Figure 6.

TRUC Disease Is Critically Dependent on IL-7R Signaling

(A) UCSC Genome Browser image is shown for T-bet binding at the il7ra locus in Tbx21^+/+ versus Tbx21^−/− CD4⁺ Th1 cells following stimulation with PMA and ionomycin for 4 hr. Chromatin was immunoprecipitated, crosslinked, and prepared as described previously (Jenner et al., 2009). Samples were sequenced with an Illumina Genome Analyzer II-x. The vertical axis depicts the number of tags per million total sequences, with the genomic location running along the horizontal axis. The direction of transcription is indicated by arrows. Red arrows depict three sites of T-bet binding at the Il7ra locus.

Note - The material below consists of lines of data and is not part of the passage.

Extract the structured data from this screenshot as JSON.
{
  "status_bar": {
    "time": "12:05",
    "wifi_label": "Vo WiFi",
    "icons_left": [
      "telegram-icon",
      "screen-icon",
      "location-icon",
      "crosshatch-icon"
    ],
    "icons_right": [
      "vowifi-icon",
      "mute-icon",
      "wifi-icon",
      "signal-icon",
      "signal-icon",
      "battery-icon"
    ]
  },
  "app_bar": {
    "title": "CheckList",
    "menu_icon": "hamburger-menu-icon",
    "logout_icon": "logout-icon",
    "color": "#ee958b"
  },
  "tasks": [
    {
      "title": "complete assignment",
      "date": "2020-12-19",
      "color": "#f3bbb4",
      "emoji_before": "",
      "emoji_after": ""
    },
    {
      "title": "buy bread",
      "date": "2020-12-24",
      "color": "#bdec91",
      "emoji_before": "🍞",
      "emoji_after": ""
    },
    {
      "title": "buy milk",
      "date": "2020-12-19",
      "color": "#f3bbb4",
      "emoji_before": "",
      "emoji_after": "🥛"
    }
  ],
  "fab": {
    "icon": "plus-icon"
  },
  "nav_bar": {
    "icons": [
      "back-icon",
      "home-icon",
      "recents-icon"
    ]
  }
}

(B) Relative abundance of Il7ra mRNA in Tbx21^−/−Ifng^−/− CD4⁺ T cells following retroviral transduction with empty vector (RV) or T-bet (T-bet RV). Cells were activated with PMA and ionomycin.

(C) Relative abundance of Il7ra mRNA in fluorescence-activated cell-sorted Tbx21^−/− and Tbx21^+/+ CD90^hi ILCs isolated from mLN of TRnUC and Rag2^−/− mice following induction of disease with anti-CD40. Results show mean, and error bars represent SEM.

(D) Representative flow cytometry plot of splenic CD90⁺IL-7R⁺ ILCs (left panel) and absolute numbers (right panel) of ILCs in the spleen and colon of TRUC mice, following treatment with anti-IL7R or control antibody.

(E) Colitis score (left panel), spleen mass (middle panel), and colon mass (right panel) in TRUC mice following treatment with anti-IL-7R or control antibody. Results show mean, and error bars represent SEM.